Even some Brits throw up their hands in confusion when confronted with Cholmondeley, which is pronounced “CHUM-lee,” Woolfardisworthy (“WULZ-er-ree”), Belvoir (“Beaver”), or the seemingly unsayable Featherstonehaugh, until you know it is “FAN-shaw.”

Most of these weird ways of saying words stem from the Norman conquerors' attempts to wrap their French-speaking tongues around Saxon names—and vice versa when the English were confronted with French imports. To this day, there are some diehard John Bulls who insist the Belgian town of Ypres is called “Wipers.”

Of course, Yanks themselves have some pretty odd pronunciations, including the family name Taliaferro, which comes out “TAHL-iv-ur”; Achilles (“uh-CHILL-us”), Kansas; Skaneateles, the New York town that sounds something like “skinny atlas”; Schuylkill (“SKOO-kle”), Pennsylvania; and the Purgatoire River in Colorado, which is rendered “Picket wire” by most natives.

Arkansans Americanize El Dorado to “EL-duh-RAY-duh,” and I have been told that there are some folks who call it “EL DOR-uh-DOO.”

Then, of course, there’s all the mangling Anglo speakers do to Spanish names in Texas: Mexia (“muh-HAY-ur”), Refugio (“ruh-FURY-oh”), and San Felipe (“SAN FILL-uh-pee”), among many.

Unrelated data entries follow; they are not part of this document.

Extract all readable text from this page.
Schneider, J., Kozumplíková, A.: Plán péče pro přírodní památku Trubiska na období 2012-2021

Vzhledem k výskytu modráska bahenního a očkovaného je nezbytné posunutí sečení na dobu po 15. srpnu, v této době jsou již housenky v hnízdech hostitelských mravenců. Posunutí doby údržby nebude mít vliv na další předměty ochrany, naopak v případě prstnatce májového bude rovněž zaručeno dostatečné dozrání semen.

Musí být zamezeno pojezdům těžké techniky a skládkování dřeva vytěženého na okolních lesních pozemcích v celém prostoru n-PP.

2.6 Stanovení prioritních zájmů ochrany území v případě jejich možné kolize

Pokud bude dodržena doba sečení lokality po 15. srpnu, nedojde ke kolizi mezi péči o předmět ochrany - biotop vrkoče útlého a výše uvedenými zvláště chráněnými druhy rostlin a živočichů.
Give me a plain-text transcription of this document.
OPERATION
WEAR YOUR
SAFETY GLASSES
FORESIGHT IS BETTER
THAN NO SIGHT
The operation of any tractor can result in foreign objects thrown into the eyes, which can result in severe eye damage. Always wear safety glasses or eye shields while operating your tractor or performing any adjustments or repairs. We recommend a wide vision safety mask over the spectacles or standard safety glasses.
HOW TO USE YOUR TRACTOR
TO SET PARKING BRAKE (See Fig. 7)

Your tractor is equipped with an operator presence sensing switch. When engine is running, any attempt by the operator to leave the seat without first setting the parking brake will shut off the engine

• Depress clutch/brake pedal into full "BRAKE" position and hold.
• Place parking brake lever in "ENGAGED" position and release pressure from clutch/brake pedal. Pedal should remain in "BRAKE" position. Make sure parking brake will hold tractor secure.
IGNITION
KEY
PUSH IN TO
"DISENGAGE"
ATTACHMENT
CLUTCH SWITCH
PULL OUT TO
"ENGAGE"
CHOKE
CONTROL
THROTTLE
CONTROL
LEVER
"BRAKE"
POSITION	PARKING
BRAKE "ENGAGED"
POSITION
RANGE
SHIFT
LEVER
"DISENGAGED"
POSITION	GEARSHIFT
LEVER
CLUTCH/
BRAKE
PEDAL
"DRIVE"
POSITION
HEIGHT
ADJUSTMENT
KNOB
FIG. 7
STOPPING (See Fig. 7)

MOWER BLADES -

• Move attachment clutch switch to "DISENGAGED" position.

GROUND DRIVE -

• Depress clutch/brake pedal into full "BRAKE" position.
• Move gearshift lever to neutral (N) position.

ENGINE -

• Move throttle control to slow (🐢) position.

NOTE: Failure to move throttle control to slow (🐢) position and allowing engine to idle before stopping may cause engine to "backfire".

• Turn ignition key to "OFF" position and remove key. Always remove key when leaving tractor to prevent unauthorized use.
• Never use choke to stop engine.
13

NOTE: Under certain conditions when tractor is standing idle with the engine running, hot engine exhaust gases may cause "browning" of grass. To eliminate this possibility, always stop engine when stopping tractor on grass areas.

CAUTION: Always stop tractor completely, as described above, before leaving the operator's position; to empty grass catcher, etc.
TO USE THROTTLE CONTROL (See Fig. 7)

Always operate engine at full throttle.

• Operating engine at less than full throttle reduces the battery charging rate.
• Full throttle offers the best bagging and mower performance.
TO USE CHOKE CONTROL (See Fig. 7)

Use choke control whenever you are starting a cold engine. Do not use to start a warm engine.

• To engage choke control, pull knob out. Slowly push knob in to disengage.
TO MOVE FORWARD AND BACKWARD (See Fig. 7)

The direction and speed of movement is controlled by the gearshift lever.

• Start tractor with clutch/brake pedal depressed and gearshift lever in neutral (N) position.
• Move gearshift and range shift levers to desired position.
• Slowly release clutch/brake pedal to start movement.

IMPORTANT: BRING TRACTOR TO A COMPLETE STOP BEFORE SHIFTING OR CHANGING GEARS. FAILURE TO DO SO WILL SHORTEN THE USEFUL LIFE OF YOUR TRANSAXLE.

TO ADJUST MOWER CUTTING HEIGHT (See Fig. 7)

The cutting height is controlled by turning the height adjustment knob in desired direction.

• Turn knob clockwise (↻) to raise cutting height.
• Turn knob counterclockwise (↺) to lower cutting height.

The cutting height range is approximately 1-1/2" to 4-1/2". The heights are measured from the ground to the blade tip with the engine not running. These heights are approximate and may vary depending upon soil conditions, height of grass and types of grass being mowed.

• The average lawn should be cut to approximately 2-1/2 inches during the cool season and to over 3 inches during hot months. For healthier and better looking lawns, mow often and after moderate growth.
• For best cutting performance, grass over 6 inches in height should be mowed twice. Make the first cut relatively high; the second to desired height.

The Bard of Buffalo Bayou has enough trouble pronouncing his own name, especially after the sun has been over the yardarm for a while, but that doesn’t stop him from grappling frivolously with the arcana of other people’s nomenclature:

                                                I.
            I met a young lady from Cholmondeley,
            And thought her exceedingly colmondeley.
            I gave her solmonde rolmonde,
            And she burbled, “Yolmonde! Yolmonde!”
            As I stood there, watching her dolmondeley.

                                                II.
            I met a young lady named Taliaferro,
            At a matinee showing of “Oliaferro!”
            Her looks made me quiaferro
            From my lips to my liaferro,
            In fact I was quiaferroing alliaferro!

                                                III.
            A theatre critic named Featherstonehaugh
            Saw Pygmalion and rushed out to peatherstonehaugh.
            He declared, “I’ve no quamis
            To say his plays are all bamis,”
            And he urged the producer to beatherstonehaugh.